En vérité, mon art est une confession
que je fais de mon plein gré,
une tentative de tirer au clair,
pour moi-même, mon
rapport avec la vie…
Un an après l’audacieuse exposition ‘Munch ou l’anti-cri’ à la Pinacothèque de Paris, le Centre Pompidou propose une nouvelle approche de l’œuvre du génie norvégien: ‘Edvard munch, l’œil moderne’. Six œuvres symbolistes emplissent la première salle; ‘Kyss’ peint en 1897, représentant un couple dont les deux visages se confondent littéralement en un baiser, inaugure l’exposition. Un tableau qu’il décline par ailleurs à l’écrit en un poème ‘le baiser’:
Le baiser
il pleuvait une pluie chaude – je l’ai prise par la taille – elle me suivait lentement – de grands yeux face aux miens – une joue humide contre la mienne – mes lèvres perdues dans les siennes – les arbres et l’air et la terre entière disparurent et j’eus la vision d’un monde nouveau dont j’avais totalement ignoré l’existence.

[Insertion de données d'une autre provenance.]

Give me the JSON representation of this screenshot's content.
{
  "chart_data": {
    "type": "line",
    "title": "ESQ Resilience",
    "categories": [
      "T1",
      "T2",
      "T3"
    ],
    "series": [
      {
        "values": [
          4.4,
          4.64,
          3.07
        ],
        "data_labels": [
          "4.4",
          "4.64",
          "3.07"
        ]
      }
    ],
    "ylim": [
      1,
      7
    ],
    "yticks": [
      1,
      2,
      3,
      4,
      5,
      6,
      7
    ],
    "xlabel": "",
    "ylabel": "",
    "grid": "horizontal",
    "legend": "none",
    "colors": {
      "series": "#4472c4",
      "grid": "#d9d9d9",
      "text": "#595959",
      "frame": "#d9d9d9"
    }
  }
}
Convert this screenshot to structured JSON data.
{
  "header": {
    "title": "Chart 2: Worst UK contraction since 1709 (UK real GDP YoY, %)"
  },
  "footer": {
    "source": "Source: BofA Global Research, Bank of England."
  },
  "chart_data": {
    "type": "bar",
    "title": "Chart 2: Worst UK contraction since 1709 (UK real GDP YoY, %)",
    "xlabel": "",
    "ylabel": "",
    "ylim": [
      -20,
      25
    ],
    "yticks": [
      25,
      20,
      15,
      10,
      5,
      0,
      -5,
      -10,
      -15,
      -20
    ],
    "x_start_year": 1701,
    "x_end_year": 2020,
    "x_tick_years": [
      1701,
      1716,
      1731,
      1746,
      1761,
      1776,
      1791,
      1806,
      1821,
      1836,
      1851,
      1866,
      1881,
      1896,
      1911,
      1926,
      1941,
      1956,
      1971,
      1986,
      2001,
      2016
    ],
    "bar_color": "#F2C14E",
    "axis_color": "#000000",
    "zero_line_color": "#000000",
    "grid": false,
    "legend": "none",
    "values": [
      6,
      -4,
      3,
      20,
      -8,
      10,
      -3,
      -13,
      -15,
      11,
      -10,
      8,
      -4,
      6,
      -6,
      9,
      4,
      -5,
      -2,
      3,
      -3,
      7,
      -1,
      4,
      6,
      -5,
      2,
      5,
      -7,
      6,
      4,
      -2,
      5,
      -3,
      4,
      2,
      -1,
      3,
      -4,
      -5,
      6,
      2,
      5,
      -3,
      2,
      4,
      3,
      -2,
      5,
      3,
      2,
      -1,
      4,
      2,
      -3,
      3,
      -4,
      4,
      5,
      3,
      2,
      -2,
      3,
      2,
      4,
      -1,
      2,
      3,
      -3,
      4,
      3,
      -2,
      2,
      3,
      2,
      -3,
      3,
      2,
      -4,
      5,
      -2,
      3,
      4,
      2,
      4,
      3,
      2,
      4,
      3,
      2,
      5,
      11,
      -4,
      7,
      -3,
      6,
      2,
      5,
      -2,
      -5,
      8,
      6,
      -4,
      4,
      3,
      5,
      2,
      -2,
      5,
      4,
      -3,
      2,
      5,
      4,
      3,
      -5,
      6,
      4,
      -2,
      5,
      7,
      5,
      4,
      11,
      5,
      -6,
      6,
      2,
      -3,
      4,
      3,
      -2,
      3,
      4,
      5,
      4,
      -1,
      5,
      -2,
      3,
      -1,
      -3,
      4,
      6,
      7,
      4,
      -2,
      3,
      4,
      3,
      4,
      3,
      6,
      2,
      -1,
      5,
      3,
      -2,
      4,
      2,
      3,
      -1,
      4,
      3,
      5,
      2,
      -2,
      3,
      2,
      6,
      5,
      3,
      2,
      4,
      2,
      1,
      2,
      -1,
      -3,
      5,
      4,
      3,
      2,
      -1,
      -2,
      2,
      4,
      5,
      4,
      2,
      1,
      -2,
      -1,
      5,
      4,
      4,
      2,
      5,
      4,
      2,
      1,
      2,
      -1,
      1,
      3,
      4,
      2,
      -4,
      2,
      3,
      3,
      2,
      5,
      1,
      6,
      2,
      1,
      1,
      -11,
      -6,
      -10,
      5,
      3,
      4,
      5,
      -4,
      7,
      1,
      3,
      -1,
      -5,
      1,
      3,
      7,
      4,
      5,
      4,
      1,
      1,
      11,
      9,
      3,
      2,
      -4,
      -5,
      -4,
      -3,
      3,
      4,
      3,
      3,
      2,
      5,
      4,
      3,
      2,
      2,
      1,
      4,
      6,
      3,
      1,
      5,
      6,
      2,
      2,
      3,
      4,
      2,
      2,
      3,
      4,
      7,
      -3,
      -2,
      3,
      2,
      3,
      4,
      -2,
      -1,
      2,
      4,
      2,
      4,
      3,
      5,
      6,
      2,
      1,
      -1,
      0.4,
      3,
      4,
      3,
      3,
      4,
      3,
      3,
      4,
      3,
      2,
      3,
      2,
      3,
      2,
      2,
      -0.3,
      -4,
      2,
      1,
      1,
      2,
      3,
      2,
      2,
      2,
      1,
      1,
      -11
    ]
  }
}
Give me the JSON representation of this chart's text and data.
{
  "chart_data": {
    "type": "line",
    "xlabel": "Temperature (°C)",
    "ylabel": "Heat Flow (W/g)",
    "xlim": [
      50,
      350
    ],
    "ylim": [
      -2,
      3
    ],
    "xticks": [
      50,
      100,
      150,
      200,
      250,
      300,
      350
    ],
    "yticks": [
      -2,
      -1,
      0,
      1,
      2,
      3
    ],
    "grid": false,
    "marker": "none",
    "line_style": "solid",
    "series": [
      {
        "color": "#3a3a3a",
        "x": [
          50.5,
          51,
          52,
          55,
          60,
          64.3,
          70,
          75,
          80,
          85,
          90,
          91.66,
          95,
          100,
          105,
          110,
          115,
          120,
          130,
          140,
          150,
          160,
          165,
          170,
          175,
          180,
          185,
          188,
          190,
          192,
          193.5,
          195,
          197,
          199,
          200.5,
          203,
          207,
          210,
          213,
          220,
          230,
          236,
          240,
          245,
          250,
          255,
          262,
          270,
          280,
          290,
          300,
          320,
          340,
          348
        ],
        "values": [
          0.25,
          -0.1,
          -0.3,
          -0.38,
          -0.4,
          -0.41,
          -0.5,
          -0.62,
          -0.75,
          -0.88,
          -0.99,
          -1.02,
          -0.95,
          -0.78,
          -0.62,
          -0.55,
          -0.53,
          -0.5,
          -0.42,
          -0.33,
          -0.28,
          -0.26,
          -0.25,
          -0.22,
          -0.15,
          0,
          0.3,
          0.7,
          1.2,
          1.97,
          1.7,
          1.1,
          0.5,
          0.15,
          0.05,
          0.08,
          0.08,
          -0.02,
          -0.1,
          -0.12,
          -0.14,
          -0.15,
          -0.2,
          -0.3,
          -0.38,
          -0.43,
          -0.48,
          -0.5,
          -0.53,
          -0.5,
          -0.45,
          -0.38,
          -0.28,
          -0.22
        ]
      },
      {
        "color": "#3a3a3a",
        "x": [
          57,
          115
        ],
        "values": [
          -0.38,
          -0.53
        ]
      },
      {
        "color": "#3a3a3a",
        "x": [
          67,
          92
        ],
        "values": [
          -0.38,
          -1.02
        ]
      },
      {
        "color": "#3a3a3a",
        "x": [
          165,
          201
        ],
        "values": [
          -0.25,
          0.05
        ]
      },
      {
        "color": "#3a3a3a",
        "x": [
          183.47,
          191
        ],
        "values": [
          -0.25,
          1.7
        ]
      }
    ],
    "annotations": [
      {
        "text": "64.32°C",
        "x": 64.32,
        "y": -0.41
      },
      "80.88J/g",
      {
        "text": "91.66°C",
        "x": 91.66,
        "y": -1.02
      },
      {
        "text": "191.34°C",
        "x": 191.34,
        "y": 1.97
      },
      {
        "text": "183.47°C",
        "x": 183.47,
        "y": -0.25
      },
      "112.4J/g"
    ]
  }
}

Suivent, ‘Vampyr’, ‘Puberté’, ‘L’enfant malade’ -qu’il considère comme le plus important de son œuvre- ‘Les jeunes filles sur le pont’ et ‘Deux êtres humains, les solitaires’ peint en 1905 où un homme et une femme de dos font face au monde.
C’est lorsque l’on entre dans la deuxième salle qu’une sensation étrange nous perturbe. A t-on réellement avancé? Les commissaires de l’exposition nous joueraient t-ils des tours? La folie de Munch nous aurait t-elle déjà submergée? Ce sont les mêmes tableaux, dans le même ordre, accrochés à la même distance. Cependant, d’infimes différences se révèlent au fur et à mesure que le regard s’y attardent. Quelques secondes d’attention supplémentaires suffisent à s’en rendre compte: les distinctions qui semblaient au départ imperceptibles apparaissent maintenant primordiales, substantielles, même. « Je construis un tableau à partir d’un autre », explicite* Munch, qui crée des toiles à la fois analogues et autonomes. D’où la sensation de ce saut spatio-temporel, de pénétrer dans un monde parallèle.
À travers la répétition, ça n’est en aucun cas une reproduction exacte qu’il recherche, sa retranscription parfaite. Il s’en défend* : « On ne peut pas rester assis à contempler chaque objet pour le reproduire tel qu’il est. Il faut le peindre tel qu’on l’a vu au moment où on a été séduit par le motif. Ce n’est pas la chaise qui doit être peinte, mais ce qu’une personne a ressenti en la regardant. »
En reprenant ces motifs (dont il peut peindre une trentaine de versions), il revient sans cesse à certaines scènes piliers, et ce n’est pas un hasard s’il produit les décors d’une des pièces majeures d’Ibsen, ‘Les revenants’. Ces retours à la sensation première sont pour lui une source inépuisable, et semblent le hanter autant qu’il les poursuit. L’ exploration de ces thèmes, leur évaluation constante, il s’en explique*:
Le fait est que l’on voit les choses avec des yeux différents selon le moment. On a des yeux différents le matin et le soir. Notre manière de voir dépend aussi de notre état d’âme. C’est pourquoi le même motif peut être perçu de tant de manières différentes, et c’est là tout l’intérêt de l’art.
*Citations extraites des ‘Écrits’ d’Edvard Munch édités par Jérome Poggi.